TIM FLANNERY: Essentially it’s taking a longer view of the problem – taking a view that is appropriate to the sort of timescale of this issue. 

And I am not denying that climate change isn’t a really, it’s a hugely enormous issue for humanity and we have to come to terms with that. 

But provided we can do that I think that we actually do have a pretty bright future on the planet. It’s not going to be one of just ongoing crises.

DAVID MARK: You just used the word “provided”. It seems to me that that’s a big opt out if you like because we have known about this problem of climate change possibly for 40 or 50 years and yet consumerism has gone on, the use of resources has gone on exponentially if you like. 

So what actually gives you that hope that somehow against all the evidence of the past that this can stop, we can slow down and change?

TIM FLANNERY: Look the big shift that’s happened over the last couple of years concerns the developing countries, places like China and India. 

And you see there the enormous breadth of the programs that are now happening in China – the three-quarters of a trillion dollars being invested in clean tech, the cost curves are now coming down for all the renewable energy technologies, the fact that China is introducing an emissions trading scheme.

I mean all of those things are changing our chances.

So you know if the Europeans put their ambition up to 30 per cent emissions reductions rather than 20 and the US and Australia ramp up their ambitions as well we’ll get there.
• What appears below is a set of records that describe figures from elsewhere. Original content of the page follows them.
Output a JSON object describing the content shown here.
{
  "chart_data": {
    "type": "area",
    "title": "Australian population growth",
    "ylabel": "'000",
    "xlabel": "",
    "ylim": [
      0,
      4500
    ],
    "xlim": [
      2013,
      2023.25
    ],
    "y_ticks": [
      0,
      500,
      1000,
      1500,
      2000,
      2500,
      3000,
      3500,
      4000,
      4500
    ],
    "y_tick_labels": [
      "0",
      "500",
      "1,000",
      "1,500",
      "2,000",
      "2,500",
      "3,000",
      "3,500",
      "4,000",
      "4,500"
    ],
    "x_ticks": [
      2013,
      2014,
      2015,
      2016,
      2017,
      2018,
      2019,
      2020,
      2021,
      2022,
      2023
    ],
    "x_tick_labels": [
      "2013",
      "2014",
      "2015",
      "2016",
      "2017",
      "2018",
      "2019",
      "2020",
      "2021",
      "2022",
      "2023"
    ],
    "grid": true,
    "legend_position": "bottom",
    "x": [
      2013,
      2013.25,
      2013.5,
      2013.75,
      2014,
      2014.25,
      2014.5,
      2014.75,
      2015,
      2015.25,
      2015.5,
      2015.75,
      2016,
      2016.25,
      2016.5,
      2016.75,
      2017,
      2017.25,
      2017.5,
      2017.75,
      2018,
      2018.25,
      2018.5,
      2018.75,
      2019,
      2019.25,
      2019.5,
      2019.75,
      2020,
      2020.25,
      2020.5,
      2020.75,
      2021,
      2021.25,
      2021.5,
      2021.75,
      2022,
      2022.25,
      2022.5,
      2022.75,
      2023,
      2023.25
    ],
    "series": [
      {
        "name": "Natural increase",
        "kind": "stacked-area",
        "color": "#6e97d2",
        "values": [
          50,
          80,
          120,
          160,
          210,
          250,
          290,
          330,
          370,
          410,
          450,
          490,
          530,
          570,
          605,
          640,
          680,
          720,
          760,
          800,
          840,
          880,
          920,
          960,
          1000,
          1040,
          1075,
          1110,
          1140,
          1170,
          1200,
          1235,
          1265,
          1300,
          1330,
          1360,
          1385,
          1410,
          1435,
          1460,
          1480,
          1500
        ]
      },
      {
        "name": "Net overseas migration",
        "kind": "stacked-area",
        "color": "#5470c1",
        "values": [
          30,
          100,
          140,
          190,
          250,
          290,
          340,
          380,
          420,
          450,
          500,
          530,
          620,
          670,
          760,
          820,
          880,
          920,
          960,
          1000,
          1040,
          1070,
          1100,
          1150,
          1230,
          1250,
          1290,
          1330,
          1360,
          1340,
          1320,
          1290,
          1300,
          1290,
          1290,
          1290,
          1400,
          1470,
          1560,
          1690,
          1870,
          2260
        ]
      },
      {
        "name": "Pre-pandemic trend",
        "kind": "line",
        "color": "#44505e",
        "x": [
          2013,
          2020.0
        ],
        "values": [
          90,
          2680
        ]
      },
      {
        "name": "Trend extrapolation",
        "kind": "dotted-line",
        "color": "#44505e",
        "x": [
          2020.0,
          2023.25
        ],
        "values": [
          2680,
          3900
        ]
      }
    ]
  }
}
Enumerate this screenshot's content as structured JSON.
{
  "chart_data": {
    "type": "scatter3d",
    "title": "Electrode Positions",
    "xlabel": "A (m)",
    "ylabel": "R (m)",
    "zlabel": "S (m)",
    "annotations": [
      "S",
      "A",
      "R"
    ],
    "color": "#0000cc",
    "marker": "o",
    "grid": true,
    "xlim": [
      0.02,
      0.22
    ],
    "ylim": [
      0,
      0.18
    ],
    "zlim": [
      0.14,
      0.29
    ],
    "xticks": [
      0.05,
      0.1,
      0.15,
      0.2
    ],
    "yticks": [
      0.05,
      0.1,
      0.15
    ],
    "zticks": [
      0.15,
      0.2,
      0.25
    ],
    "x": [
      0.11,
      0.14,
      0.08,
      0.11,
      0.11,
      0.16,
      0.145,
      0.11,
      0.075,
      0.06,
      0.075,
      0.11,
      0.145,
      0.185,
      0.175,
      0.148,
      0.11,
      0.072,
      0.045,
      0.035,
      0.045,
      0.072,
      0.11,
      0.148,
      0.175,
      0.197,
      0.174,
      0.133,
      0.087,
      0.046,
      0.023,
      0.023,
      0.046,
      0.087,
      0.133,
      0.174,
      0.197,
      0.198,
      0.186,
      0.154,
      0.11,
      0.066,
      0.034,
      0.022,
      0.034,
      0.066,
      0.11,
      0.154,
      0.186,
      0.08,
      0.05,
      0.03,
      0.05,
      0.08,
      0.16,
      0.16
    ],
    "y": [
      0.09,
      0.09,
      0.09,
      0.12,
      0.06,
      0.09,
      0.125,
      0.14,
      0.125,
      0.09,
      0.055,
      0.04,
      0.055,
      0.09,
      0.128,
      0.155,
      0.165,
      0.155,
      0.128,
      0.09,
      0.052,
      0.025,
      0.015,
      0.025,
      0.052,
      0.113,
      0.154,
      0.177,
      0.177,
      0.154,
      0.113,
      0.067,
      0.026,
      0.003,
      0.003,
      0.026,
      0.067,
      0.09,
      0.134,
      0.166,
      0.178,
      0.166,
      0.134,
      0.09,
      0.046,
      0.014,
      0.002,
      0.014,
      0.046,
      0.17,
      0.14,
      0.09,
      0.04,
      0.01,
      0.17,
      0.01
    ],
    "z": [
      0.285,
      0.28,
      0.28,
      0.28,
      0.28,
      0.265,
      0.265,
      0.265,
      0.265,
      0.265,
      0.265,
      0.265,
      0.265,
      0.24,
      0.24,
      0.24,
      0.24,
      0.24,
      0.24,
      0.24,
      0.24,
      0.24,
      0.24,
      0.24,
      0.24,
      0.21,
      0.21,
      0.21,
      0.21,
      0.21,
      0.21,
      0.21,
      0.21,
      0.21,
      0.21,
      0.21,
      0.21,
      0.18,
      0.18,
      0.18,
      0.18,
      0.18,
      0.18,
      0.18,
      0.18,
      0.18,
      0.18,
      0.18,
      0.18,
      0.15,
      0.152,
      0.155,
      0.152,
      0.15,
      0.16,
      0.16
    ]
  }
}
We’ll come in under the 450 parts per million.

DAVID MARK: And yet we keep hearing that countries have to act sort of now within the next five or 10 years. We have to immediately get those emissions downs. There’s no signs that those emissions are coming down. The trajectory seems to keep going up. 

So do you really believe that those sort of very immediate deadlines can be met?

TIM FLANNERY: Yeah sure. I mean what we know is that we have to, the developed countries have to bend their emissions trajectory curve to start reducing. You know so the emissions have to peak within probably the next five years and that’s entirely achievable with an ETS in Australia’s case and an emissions trading scheme in the US.

We have already seen it happen in Europe. It’s got to happen in the other countries. 

And then China and India hopefully sometime in the decade beginning 2020 will bend their emissions trajectory down and we will come in if we achieve that under the 450 parts per million.

DAVID MARK: If you look at the debate that was had in Australia recently about the ETS it came down to a fairly simplistic economic argument that seemed to be one in favour of those who say well let’s not do anything about climate change or let’s not do as much as perhaps someone like yourself would argue is necessary. 

How do you win the hearts and minds?

TIM FLANNERY: By dispelling ignorance on these issues. That’s the most important thing. You can look at the analysis by the US German Marshall Fund of the European emissions trading scheme and see what it does. 

You know what we learned from that analysis is that nothing changes except the emissions, right? There was not a single industry that was surveyed in that analysis who could demonstrate any impact on the bottom line on their profitability from the EU ETS. And yet it had reduced emissions that scheme by 2 to 3 per cent per year over the last few years.

DAVID MARK: And yet doesn’t the recent debate in Australia show that people’s minds can be changed by fairly simplistic arguments?

TIM FLANNERY: People can be misled very easily on this you know. And that’s why we need some facts.

DAVID MARK: We’ve been talking about climate change but perhaps at the very heart of this conversation is really the issue about how we all choose to live, whether we can actually live more sustainably. 

Do you believe that this society, this particular Western society can fundamentally change the way it lives so that it can live more sustainably?

TIM FLANNERY: Yeah I really do. And that is the heart of the book – whether sustainability is possible in a species like ourselves.

SHANE MCLEOD: Professor Tim Flannery, professor of environmental sustainability at Macquarie University. He was speaking to David Mark.